With Federal Cuts, Food Pantries Brace For ‘Tsunami’ Of Need

Rising demand at Cape Cod’s food pantries isn’t news; it’s been the case for a number of years. But those who fight hunger on Cape Cod say that federal economic policies and cuts to key federal departments have set the stage for a crisis.
Last month, the Greater Boston Food Bank (GBFB) alerted its supporters about cuts to the U.S. Department of Agriculture’s funding for local food purchasing and its emergency food assistance program.
“With these cuts, GBFB is losing nearly $2.3 million in emergency food resources — including chicken, eggs, fruits and vegetables — and our state lost $12 million to buy local products,” GBFB President and CEO Catherine D’Amato wrote. Her organization provides truckloads of food to the Family Pantry of Cape Cod in Harwich as well as to Lower Cape Outreach, which operates its network of nine smaller pantries on the Lower Cape. The cutbacks haven’t hit local pantries yet, but the impact is coming.
Meeting the need means that the pantries that depend on GBFB will likely need to turn to food wholesalers and other suppliers to keep their shelves stocked, at significantly greater expense. At the same time, other federal cuts are likely to increase the number of people seeking help with food as inflation and tariffs drive up prices.
“The tsunami is coming.”
Peter Hughes
Chatham Food Pantry
“It’s a triple-whammy. It’s a no-win situation,” Family Pantry Executive Director Christine Menard said. “And this is not a short-term problem. This is going to be a two, three, four-year issue.”
“The tsunami is coming,” said Peter Hughes, who runs the Chatham Food Pantry with his wife, Linda. And like a tidal wave, there will be both an initial disruption and a long aftermath, he said. “We’ll have to seek help” from the community, Hughes said.
The Family Pantry, the largest food pantry on Cape Cod, serves about 13,000 people – or about half of the people identified as “food insecure” in Barnstable County. About 90 percent of the Family Pantry’s food is purchased from GBFB. Lower Cape Outreach, which supplies pantries in Brewster, Harwich, Chatham, Orleans, Eastham, Wellfleet, Truro and Provincetown, receives more than 50,000 pounds of food from GBFB each month. Most of their pantries rely on GBFB for about 80 percent of the food they provide, though Chatham relies on them for about 60 percent of their food, CEO Kate Wibby said. There are some predictions that the number of people seeking help from food pantries could climb by 70 percent or more.
“I don’t think that’s going to be happening tomorrow,” Wibby said. But if it does, it could stretch food pantries to their limits.
Menard said the food the Family Pantry receives from the USDA would cost upwards of $800,000 annually.

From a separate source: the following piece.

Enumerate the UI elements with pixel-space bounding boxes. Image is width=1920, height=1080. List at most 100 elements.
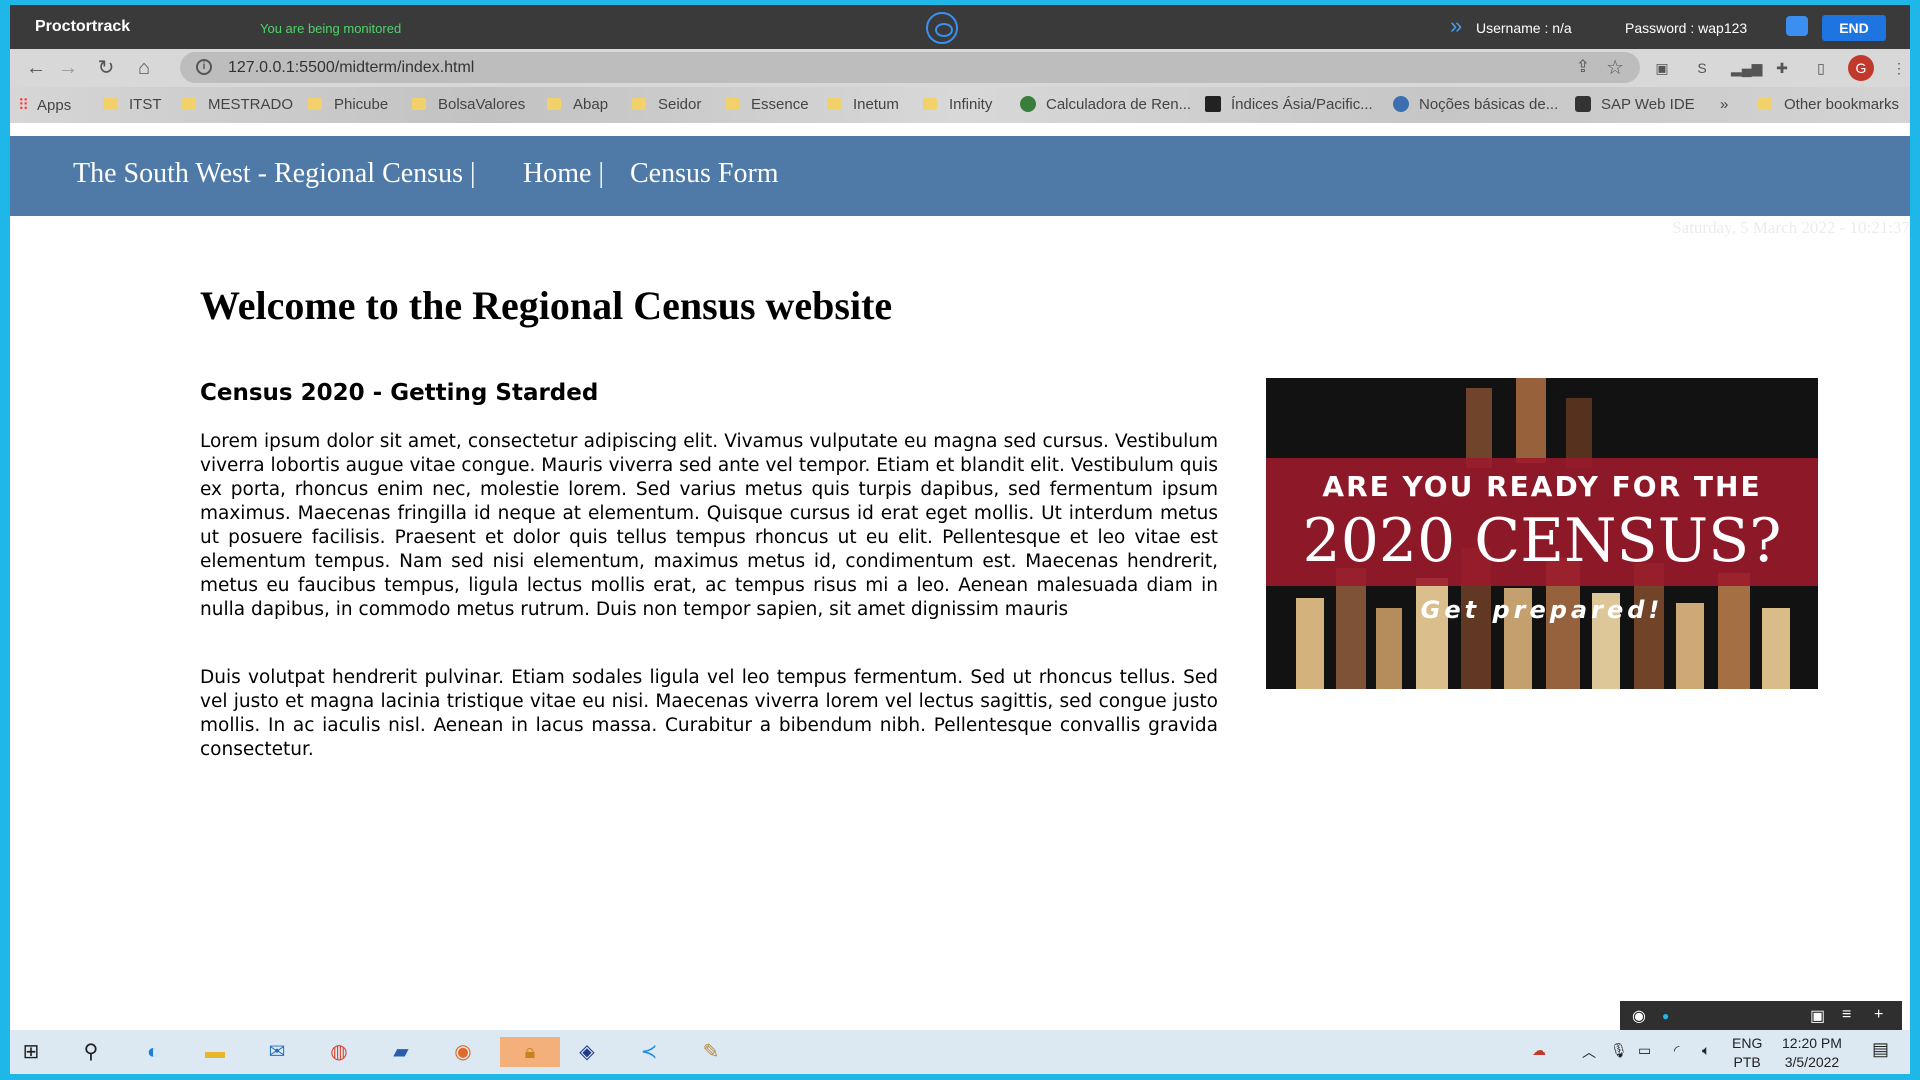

“That, we would have to find. That’s just for the USDA portion of it,” she said. “That’s assuming that [the Massachusetts Emergency Food Assistance Program, or] MEFAP stays intact and does not get decreased,” she said. Any cuts to school lunch programs, senior meals programs or SNAP — formerly known as food stamps — would only increase demand on food pantries, Menard noted.
“And those are the people that are bare-bones hungry,” she said.
The Family Pantry, at least, has the benefit of a large warehouse where some supplies can be stored in bulk; smaller pantries lack this kind of space.
“What comes into our pantries on a weekly basis is gone by the end of the week,” Wibby said.
If the worst-case scenario unfolds, both Lower Cape Outreach and the Family Pantry have limited options.
“Our plan right now is to rely on our local partners,” Wibby said. That means seeking in-kind donations of food, produce grown in local gardens, or financial gifts. “We can stretch the dollar further” than consumers who shop retail can, she noted.
“It’s going to come down to money. If we lost significant pieces of our funding, the only place we can go to is the community,” Menard said. “Or we’ve got to cut back on the food that we give to people, and we’re certainly not extravagant in what we’re giving them,” she said. Family Pantry clients can visit every 10 days and receive one bag of groceries for each household member, up to four, with three additional bags of produce, frozen goods, dairy and bakery items.
If Washington’s financial and trade policies trigger a recession, Menard said some of the volunteers who currently run the Family Pantry might find themselves in need of help, particularly “if all of a sudden prices go up like they’re anticipating,” she said. “A lot of my folks are on fixed incomes.”
What’s clear, she said, is that the community is unsure what the future holds when it comes to hungry people on Cape Cod. The cure for that anxiety is to lend a hand to local pantries.
“If you’re feeling bad about this and want to do something good, cut us a check,” she said. “That’s going to feed your neighbors.”